Wenn der Iran „etwas“ gegen die USA unternehme, werde das Land „stark leiden“, drohte Trump vor der Presse im Weißen Haus in Washington. Seine Warnung vor einem „schweren Fehler“ präzisierte er nicht weiter. Die USA haben Teheran im Verdacht, hinter militärischen Sabotageakten auf Tankschiffe im Persischen Golf zu stehen. Der Iran weist das vehement zurück.

Ein überraschender Besuch Pompeos in Brüssel trug offenbar nicht zu einer Deeskalation bei. Er hatte seine Ressortkollegen aus Deutschland, Frankreich, Großbritannien und die EU-Chefdiplomatin Federica Mogherini getroffen – überraschend und auf dem Weg zu einem Termin mit dem russischen Präsidenten Wladimir Putin am Dienstag. Mogherini verneinte auf Nachfrage der Presse, dass Pompeo die Europäer um Vermittlung gebeten habe, und hielt sich auch zu Erkenntnissen über die mutmaßlichen Sabotageaktionen an den Schiffen im Golf bedeckt.

Mike Pompeo
APA/AFP/John Thys
US-Außenminister Mike Pompeo überraschte mit einem Blitzbesuch in Brüssel

Im Vorjahr hatte Trump einseitig das Atomabkommen mit Teheran aufgekündigt. Die anderen Unterzeichnerstaaten des Wiener Abkommens von 2015 – Deutschland, Großbritannien, China, Frankreich und Russland – wollen trotz teilweise bestehender Skepsis genauso wie die EU das Abkommen erhalten und verweisen darauf, dass der Iran bisher alle eingegangenen Verpflichtungen einhält.

Pompeo trifft Putin

Am Dienstag trifft US-Außenminister Mike Pompeo in Sotschi den russischen Präsidenten Wladimir Putin. Auch hier wird der Iran im Zentrum stehen.

Großbritannien warnt vor Eskalationsspirale

Die Außenminister Deutschlands, Frankreichs und Großbritanniens warnten die USA eindringlich vor einem Krieg mit der Islamischen Republik. „Wir sind äußerst besorgt, dass es aus Versehen zu einem Konflikt kommen könnte – mit einer Eskalation, die von keiner Seite gewollt ist“, sagte der britische Außenminister Jeremy Hunt in Brüssel.

Er spielte mit seinen Äußerungen offensichtlich darauf an, dass die USA zuletzt eine Erhöhung ihrer Militärpräsenz im Nahen Osten angekündigt hatten. Das Pentagon verlegte die „USS Abraham Lincoln“ und Kampfflugzeuge einer Bomberstaffel Richtung Iran und begründete das damit, dass es Hinweise darauf habe, dass das Land Angriffe auf US-Truppen unternehmen könne. Zudem wurde die Verlegung der „USS Arlington“ und eines Patriot-Raketenabwehrsystems in die Region angekündigt.

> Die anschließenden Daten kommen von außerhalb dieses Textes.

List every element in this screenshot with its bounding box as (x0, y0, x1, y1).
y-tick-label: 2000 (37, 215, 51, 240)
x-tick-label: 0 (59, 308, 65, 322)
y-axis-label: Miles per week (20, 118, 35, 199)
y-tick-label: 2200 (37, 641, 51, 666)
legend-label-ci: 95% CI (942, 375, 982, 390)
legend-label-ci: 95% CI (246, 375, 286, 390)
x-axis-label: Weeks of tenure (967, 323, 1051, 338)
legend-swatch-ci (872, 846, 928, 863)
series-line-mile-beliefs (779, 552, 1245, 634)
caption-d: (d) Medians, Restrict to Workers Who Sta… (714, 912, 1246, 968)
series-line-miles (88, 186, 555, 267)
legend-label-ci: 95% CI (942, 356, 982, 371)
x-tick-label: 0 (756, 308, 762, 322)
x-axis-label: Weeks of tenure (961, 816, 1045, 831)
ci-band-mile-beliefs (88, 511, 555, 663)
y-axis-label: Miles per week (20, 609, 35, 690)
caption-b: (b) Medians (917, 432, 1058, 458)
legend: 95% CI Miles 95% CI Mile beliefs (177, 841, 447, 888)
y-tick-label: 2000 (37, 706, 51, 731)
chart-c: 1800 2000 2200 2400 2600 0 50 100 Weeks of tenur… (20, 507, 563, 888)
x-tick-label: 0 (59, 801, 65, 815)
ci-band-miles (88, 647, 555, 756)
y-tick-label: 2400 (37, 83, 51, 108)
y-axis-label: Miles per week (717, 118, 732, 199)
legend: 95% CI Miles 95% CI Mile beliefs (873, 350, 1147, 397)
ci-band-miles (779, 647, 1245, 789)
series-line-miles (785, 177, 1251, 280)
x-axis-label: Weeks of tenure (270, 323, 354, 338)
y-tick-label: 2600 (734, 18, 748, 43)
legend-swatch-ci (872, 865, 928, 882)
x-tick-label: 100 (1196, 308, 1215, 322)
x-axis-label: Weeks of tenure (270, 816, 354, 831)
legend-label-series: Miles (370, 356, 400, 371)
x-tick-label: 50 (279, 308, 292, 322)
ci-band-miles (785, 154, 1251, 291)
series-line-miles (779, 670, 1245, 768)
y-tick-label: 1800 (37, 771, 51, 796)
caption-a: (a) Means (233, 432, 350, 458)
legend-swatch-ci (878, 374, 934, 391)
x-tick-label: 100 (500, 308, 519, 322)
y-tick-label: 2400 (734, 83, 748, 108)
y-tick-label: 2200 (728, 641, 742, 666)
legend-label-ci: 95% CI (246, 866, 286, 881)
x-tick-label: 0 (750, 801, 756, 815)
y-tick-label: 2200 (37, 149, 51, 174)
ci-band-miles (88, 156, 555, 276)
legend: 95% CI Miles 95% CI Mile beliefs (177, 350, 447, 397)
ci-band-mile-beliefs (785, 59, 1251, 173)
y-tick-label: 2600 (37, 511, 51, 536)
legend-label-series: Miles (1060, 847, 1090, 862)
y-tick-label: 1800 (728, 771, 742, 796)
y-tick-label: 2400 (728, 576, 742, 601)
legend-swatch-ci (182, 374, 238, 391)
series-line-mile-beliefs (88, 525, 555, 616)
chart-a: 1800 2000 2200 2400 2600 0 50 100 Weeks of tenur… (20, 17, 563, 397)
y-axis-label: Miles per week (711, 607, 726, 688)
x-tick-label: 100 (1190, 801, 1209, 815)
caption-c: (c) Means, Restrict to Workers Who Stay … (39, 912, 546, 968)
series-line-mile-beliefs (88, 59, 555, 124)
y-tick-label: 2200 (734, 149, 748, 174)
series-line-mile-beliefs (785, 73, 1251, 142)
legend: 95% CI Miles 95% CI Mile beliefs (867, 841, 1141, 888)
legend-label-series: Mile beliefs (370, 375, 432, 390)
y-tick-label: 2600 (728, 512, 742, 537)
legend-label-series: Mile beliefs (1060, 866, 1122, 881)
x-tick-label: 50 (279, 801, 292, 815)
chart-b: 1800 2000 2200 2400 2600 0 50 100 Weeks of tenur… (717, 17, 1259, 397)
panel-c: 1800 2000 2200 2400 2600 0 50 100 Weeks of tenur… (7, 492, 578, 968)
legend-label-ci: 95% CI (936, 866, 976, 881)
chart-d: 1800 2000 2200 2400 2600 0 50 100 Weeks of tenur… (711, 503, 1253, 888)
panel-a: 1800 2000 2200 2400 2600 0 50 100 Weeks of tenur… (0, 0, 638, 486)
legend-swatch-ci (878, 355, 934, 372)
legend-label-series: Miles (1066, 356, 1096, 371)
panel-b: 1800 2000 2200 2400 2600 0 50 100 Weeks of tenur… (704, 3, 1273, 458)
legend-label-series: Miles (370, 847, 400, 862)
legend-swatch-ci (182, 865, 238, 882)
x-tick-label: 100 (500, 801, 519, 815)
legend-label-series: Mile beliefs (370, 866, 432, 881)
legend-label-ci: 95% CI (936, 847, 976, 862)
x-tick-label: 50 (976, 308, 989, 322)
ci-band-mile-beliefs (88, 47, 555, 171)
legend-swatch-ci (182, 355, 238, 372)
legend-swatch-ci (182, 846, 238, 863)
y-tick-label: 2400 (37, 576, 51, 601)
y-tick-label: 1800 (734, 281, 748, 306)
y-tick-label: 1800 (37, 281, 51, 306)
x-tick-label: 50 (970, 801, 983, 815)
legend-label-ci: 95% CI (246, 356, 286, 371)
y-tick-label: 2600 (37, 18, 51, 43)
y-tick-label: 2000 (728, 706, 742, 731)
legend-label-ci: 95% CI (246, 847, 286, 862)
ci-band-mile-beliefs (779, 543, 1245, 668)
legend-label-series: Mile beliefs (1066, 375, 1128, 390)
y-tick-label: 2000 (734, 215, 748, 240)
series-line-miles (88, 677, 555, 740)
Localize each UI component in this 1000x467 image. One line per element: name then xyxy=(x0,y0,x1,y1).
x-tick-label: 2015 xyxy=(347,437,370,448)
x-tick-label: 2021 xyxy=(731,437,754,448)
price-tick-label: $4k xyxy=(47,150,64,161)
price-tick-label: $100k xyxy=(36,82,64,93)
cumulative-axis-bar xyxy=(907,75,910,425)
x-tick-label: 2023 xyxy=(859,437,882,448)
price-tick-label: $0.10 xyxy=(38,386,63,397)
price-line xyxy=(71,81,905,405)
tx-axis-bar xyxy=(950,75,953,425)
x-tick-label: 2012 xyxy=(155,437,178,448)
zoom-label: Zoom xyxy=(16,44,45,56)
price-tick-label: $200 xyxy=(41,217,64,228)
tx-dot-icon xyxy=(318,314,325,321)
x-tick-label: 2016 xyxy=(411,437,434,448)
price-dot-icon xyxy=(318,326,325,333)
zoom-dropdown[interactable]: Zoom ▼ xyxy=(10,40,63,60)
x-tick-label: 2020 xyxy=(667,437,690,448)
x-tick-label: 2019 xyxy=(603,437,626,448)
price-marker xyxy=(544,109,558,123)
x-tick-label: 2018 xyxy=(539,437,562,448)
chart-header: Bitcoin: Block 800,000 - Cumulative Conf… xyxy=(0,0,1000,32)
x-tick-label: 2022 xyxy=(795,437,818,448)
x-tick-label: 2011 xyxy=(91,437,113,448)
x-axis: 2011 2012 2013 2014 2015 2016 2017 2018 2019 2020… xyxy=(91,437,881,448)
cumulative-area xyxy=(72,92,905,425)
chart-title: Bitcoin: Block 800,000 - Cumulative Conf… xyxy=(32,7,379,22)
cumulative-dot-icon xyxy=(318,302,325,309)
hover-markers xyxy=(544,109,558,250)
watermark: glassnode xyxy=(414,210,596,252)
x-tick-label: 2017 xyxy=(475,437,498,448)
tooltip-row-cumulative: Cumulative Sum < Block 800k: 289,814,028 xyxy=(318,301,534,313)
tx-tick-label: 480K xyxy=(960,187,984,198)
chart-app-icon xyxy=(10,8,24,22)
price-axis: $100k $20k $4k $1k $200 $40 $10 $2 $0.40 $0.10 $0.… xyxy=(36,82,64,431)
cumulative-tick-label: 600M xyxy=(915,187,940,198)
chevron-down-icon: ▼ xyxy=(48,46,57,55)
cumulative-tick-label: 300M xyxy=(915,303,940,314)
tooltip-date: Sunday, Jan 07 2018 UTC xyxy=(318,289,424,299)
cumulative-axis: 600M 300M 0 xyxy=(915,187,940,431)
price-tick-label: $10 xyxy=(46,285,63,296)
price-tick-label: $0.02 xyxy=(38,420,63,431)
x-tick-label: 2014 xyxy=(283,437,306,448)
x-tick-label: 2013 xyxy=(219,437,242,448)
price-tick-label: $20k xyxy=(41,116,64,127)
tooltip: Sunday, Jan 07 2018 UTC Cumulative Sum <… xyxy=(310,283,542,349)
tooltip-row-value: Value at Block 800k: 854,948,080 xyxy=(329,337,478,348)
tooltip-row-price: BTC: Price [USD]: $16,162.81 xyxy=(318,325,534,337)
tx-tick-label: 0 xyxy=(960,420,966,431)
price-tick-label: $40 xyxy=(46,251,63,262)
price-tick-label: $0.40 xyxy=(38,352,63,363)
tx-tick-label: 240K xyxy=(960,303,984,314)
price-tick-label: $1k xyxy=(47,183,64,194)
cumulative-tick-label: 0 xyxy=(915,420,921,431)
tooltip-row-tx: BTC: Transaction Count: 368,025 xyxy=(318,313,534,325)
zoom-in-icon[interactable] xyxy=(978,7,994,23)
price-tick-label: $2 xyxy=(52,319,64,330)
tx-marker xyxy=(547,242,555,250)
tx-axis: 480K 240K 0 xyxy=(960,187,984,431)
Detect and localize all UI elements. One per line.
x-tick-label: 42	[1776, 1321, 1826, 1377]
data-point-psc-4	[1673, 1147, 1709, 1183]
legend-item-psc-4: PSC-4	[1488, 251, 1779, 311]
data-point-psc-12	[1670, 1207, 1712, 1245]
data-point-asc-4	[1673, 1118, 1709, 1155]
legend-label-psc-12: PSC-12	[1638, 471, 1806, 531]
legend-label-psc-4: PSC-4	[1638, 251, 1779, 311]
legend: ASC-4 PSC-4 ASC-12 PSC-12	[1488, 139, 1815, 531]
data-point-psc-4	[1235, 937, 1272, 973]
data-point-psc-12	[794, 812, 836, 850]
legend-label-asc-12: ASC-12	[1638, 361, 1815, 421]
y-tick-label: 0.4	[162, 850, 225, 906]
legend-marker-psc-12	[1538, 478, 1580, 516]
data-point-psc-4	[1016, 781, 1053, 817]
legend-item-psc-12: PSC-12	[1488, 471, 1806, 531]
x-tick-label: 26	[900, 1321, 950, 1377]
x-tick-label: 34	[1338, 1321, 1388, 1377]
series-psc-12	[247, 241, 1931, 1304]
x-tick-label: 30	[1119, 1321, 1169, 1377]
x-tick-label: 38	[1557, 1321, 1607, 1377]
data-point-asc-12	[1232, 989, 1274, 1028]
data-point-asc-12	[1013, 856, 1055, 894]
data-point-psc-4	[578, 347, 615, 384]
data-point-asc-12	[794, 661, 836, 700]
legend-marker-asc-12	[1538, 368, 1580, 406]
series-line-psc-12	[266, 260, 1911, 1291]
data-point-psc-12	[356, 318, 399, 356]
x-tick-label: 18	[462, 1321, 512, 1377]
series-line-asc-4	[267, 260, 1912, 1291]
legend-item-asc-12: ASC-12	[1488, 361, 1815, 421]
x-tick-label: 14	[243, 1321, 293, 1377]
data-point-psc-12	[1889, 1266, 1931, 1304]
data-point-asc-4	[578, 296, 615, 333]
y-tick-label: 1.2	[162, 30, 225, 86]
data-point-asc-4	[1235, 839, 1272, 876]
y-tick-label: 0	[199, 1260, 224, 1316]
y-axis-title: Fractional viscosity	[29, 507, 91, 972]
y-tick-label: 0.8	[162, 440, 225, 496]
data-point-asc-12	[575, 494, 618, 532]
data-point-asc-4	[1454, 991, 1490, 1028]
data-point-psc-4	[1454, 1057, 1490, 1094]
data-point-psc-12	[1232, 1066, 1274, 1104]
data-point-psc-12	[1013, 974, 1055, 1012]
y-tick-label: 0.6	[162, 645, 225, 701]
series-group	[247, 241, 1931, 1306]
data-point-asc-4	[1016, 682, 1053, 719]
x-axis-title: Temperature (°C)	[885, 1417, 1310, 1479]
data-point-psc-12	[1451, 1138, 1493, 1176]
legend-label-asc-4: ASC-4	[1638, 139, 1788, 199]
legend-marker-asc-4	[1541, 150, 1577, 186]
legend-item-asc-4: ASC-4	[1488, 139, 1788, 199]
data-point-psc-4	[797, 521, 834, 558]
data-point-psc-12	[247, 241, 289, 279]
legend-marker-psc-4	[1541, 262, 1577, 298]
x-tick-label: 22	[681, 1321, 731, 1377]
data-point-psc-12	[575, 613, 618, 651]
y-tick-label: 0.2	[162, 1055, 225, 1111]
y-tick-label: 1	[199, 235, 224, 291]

EU ruft zu Zurückhaltung auf

Die EU rief in den Gesprächen mit Pompeo zur Zurückhaltung auf. Man habe ihm gesagt, dass die Entwicklung im Iran nun am Scheidepunkt stehe, sagte Mogherini. Die EU habe betont, dass deshalb verantwortungsvolles Handeln und das Vermeiden einer militärischen Eskalation am wichtigsten seien. Laut FPÖ-Außenministerin Karin Kneissl (FPÖ) traf Pompeo ihre Ressortkollegen aus Deutschland, Frankreich und Großbritannien (EU-3) sowie Mogherini einzeln. Sie zeigte sich enttäuscht, hätte sich Kneissl doch erwartet, dass Pompeo sich „ins Kollektiv hineinbegibt“, da alle EU-Mitgliedsstaaten dem Internationalen Atomabkommen (JCPOA) mit dem Iran eine große Bedeutung zumessen würden.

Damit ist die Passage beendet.